Board Adds Eid as School Holiday

By Lauren Reiser, Freshman Editor

How would you feel if you had to go to school on Christmas? Many of our Muslim classmates have had to deal with this exact conflict because school is in session during one of the major Muslim holidays: Eid al-Fitr. But for the first time next year, Muslims won’t have to choose between school and their religious beliefs. Since last month, the Wayne Township Board of Education voted to close school on Eid for the upcoming school year.

Many Muslim families attended the Board of Education meeting on March 29th to advocate for the addition of Eid as a school holiday. Eid celebrates the end of Ramadan, which concludes a month of fasting. After members of the public finished their statements, Board President Donald Pavlak, Jr. began a motion to make Eid a school holiday so that Muslim students would be able to celebrate their holiday at home with their families. In order to keep the last day of school from being pushed further back, he also proposed making the Friday of President’s Weekend a minimal day instead of a full day off. That way, the addition of the holiday would not elongate the school year.
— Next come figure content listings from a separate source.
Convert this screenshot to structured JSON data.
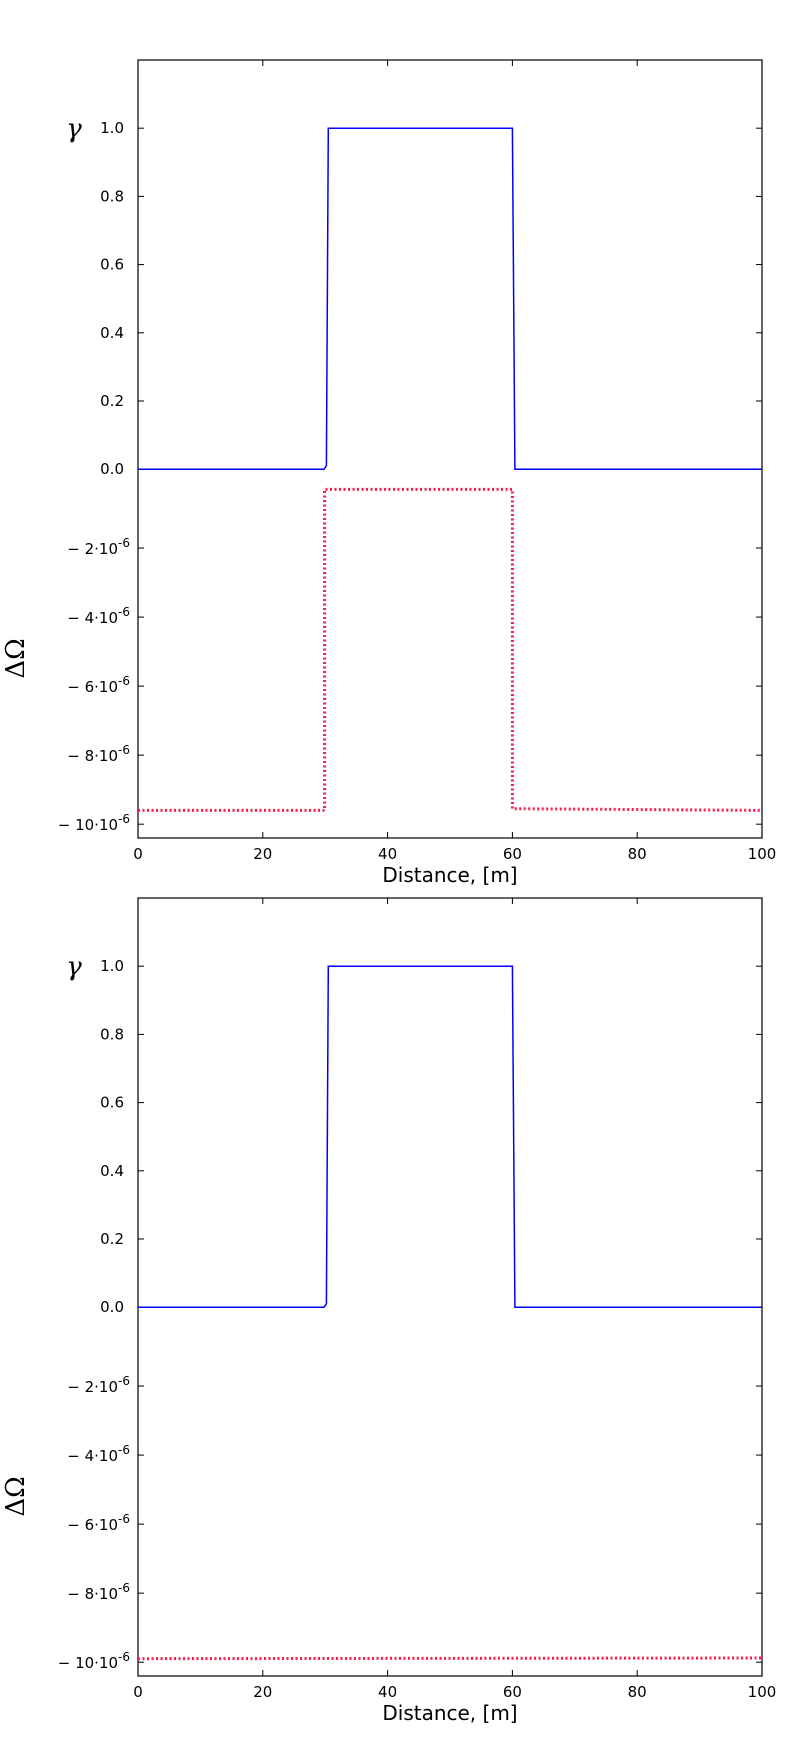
{
  "chart_data": [
    {
      "type": "line",
      "xlabel": "Distance, [m]",
      "upper_axis_label": "γ",
      "lower_axis_label": "ΔΩ",
      "xlim": [
        0,
        100
      ],
      "x_ticks": [
        "0",
        "20",
        "40",
        "60",
        "80",
        "100"
      ],
      "upper_ylim": [
        -0.02,
        1.2
      ],
      "upper_y_ticks": [
        "0.0",
        "0.2",
        "0.4",
        "0.6",
        "0.8",
        "1.0"
      ],
      "lower_ylim": [
        -1.04e-05,
        0
      ],
      "lower_y_ticks": [
        {
          "mantissa": "− 2·10",
          "exp": "-6"
        },
        {
          "mantissa": "− 4·10",
          "exp": "-6"
        },
        {
          "mantissa": "− 6·10",
          "exp": "-6"
        },
        {
          "mantissa": "− 8·10",
          "exp": "-6"
        },
        {
          "mantissa": "− 10·10",
          "exp": "-6"
        }
      ],
      "grid": false,
      "series": [
        {
          "panel": "upper",
          "style": "solid",
          "color": "#0000ff",
          "x": [
            0,
            29.8,
            30.2,
            30.5,
            59.7,
            60.0,
            60.4,
            100
          ],
          "y": [
            0.0,
            0.0,
            0.01,
            1.0,
            1.0,
            1.0,
            0.0,
            0.0
          ]
        },
        {
          "panel": "lower",
          "style": "dotted",
          "color": "#ff1a4d",
          "x": [
            0,
            29.9,
            29.9,
            60.0,
            60.0,
            100
          ],
          "y": [
            -9.6e-06,
            -9.6e-06,
            -3e-07,
            -3e-07,
            -9.55e-06,
            -9.6e-06
          ]
        }
      ]
    },
    {
      "type": "line",
      "xlabel": "Distance, [m]",
      "upper_axis_label": "γ",
      "lower_axis_label": "ΔΩ",
      "xlim": [
        0,
        100
      ],
      "x_ticks": [
        "0",
        "20",
        "40",
        "60",
        "80",
        "100"
      ],
      "upper_ylim": [
        -0.02,
        1.2
      ],
      "upper_y_ticks": [
        "0.0",
        "0.2",
        "0.4",
        "0.6",
        "0.8",
        "1.0"
      ],
      "lower_ylim": [
        -1.04e-05,
        0
      ],
      "lower_y_ticks": [
        {
          "mantissa": "− 2·10",
          "exp": "-6"
        },
        {
          "mantissa": "− 4·10",
          "exp": "-6"
        },
        {
          "mantissa": "− 6·10",
          "exp": "-6"
        },
        {
          "mantissa": "− 8·10",
          "exp": "-6"
        },
        {
          "mantissa": "− 10·10",
          "exp": "-6"
        }
      ],
      "grid": false,
      "series": [
        {
          "panel": "upper",
          "style": "solid",
          "color": "#0000ff",
          "x": [
            0,
            29.8,
            30.2,
            30.5,
            59.7,
            60.0,
            60.4,
            100
          ],
          "y": [
            0.0,
            0.0,
            0.01,
            1.0,
            1.0,
            1.0,
            0.0,
            0.0
          ]
        },
        {
          "panel": "lower",
          "style": "dotted",
          "color": "#ff1a4d",
          "x": [
            0,
            100
          ],
          "y": [
            -9.9e-06,
            -9.88e-06
          ]
        }
      ]
    }
  ]
}
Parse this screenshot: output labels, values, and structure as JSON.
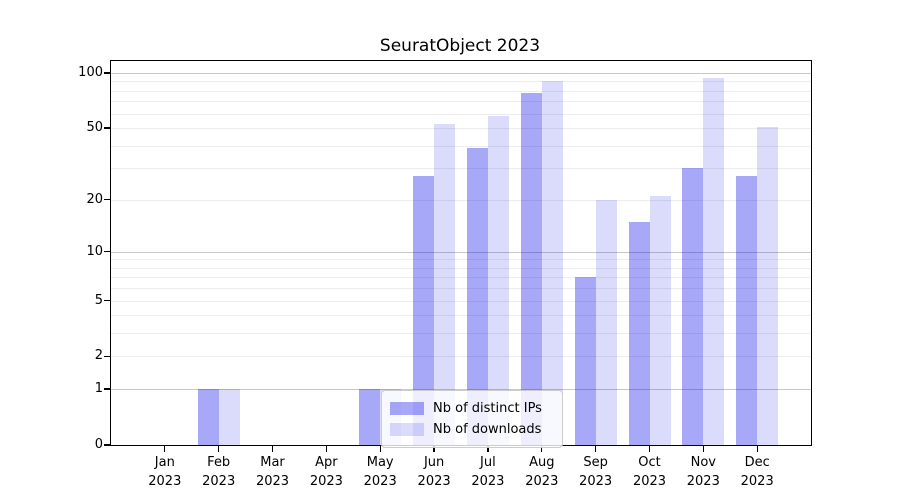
{
  "title": "SeuratObject 2023",
  "chart_data": {
    "type": "bar",
    "title": "SeuratObject 2023",
    "categories": [
      "Jan",
      "Feb",
      "Mar",
      "Apr",
      "May",
      "Jun",
      "Jul",
      "Aug",
      "Sep",
      "Oct",
      "Nov",
      "Dec"
    ],
    "category_year": "2023",
    "series": [
      {
        "name": "Nb of distinct IPs",
        "color": "rgba(0,0,235,0.34)",
        "values": [
          0,
          1,
          0,
          0,
          1,
          27,
          39,
          78,
          7,
          15,
          30,
          27
        ]
      },
      {
        "name": "Nb of downloads",
        "color": "rgba(0,0,235,0.14)",
        "values": [
          0,
          1,
          0,
          0,
          1,
          53,
          58,
          90,
          20,
          21,
          94,
          51
        ]
      }
    ],
    "xlabel": "",
    "ylabel": "",
    "y_scale": "log1p",
    "y_ticks": [
      100,
      50,
      20,
      10,
      5,
      2,
      1,
      0
    ],
    "y_major_gridlines": [
      1,
      10,
      100
    ],
    "y_minor_gridlines": [
      2,
      3,
      4,
      5,
      6,
      7,
      8,
      9,
      20,
      30,
      40,
      50,
      60,
      70,
      80,
      90
    ],
    "ylim": [
      0,
      116
    ],
    "grid": "on",
    "legend_position": "inside-lower-center"
  },
  "colors": {
    "bar_dark": "rgba(0,0,235,0.34)",
    "bar_light": "rgba(0,0,235,0.14)",
    "grid_major": "#c8c8c8",
    "grid_minor": "#ededed",
    "spine": "#000000",
    "background": "#ffffff"
  }
}
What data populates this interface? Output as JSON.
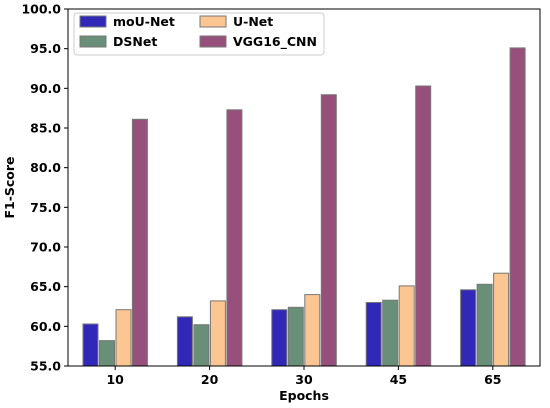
{
  "chart_data": {
    "type": "bar",
    "title": "",
    "xlabel": "Epochs",
    "ylabel": "F1-Score",
    "categories": [
      "10",
      "20",
      "30",
      "45",
      "65"
    ],
    "ylim": [
      55.0,
      100.0
    ],
    "yticks": [
      "55.0",
      "60.0",
      "65.0",
      "70.0",
      "75.0",
      "80.0",
      "85.0",
      "90.0",
      "95.0",
      "100.0"
    ],
    "grid": false,
    "legend_position": "top-left",
    "series": [
      {
        "name": "moU-Net",
        "color": "#3228b8",
        "values": [
          60.3,
          61.2,
          62.1,
          63.0,
          64.6
        ]
      },
      {
        "name": "DSNet",
        "color": "#6a8f79",
        "values": [
          58.2,
          60.2,
          62.4,
          63.3,
          65.3
        ]
      },
      {
        "name": "U-Net",
        "color": "#fcc692",
        "values": [
          62.1,
          63.2,
          64.0,
          65.1,
          66.7
        ]
      },
      {
        "name": "VGG16_CNN",
        "color": "#974f7c",
        "values": [
          86.1,
          87.3,
          89.2,
          90.3,
          95.1
        ]
      }
    ]
  }
}
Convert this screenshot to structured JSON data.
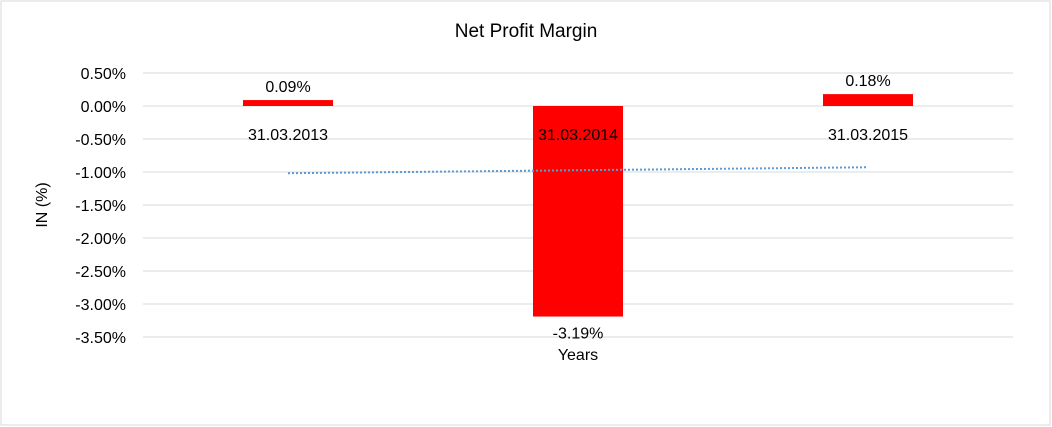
{
  "chart_data": {
    "type": "bar",
    "title": "Net Profit Margin",
    "xlabel": "Years",
    "ylabel": "IN (%)",
    "categories": [
      "31.03.2013",
      "31.03.2014",
      "31.03.2015"
    ],
    "series": [
      {
        "name": "Net Profit Margin",
        "values": [
          0.09,
          -3.19,
          0.18
        ],
        "data_labels": [
          "0.09%",
          "-3.19%",
          "0.18%"
        ],
        "color": "#ff0000"
      }
    ],
    "trendline": {
      "type": "linear",
      "color": "#5b9bd5",
      "style": "dotted"
    },
    "ylim": [
      -3.5,
      0.5
    ],
    "yticks": [
      0.5,
      0.0,
      -0.5,
      -1.0,
      -1.5,
      -2.0,
      -2.5,
      -3.0,
      -3.5
    ],
    "ytick_labels": [
      "0.50%",
      "0.00%",
      "-0.50%",
      "-1.00%",
      "-1.50%",
      "-2.00%",
      "-2.50%",
      "-3.00%",
      "-3.50%"
    ],
    "grid": true,
    "legend": "none"
  }
}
Pavlack feels it is necessary to add Eid to our calendar because “families, students, and staff [should] not have to choose between observing a religious holiday and attending school [and] . . .  our school calendar should be inclusive of the cultures and religions.” All but one of the Board trustees voted to support the motion.

While Board member Michael Bubba voted against the motion, he wants everyone to know that he is not against having a day off for Eid. Bubba explained, “I didn’t support it . . . because the calendar committee didn’t meet its goal. They were asked to come up with a calendar that shortened the year and it was not accomplished.” Bubba would like to see our school calendar finish earlier, because the hot classrooms become very uncomfortable for both  teachers and students at the end of the year.

Students who celebrate Eid are thrilled that they will have this day off next year. Sophomore Mariam Obeidallah commented, “I no longer have to worry about missing a test or classwork on a day when I should be celebrating. Giving us off on Eid means that the Muslim community is acknowledged and accepted.” Another sophomore, Renna Esheileh, added, “ For years now, most Muslims and I have had to miss school, for a holiday that is near and dear to our hearts . . .  As Eid is now recognized as a holiday, it will provide Muslims cherished time with their families and hopefully give others time to learn about our holidays and traditions.”

Making a school calendar is not easy; there is a lot of hard work that goes into satisfying the state requirement of 180 days of school while still accommodating religious and national holidays. As Pavlack explained, “[c]reating the school calendar is like doing a jigsaw puzzle, you have many pieces that must fit . . . together and follow a set of rules in order to complete the puzzle.”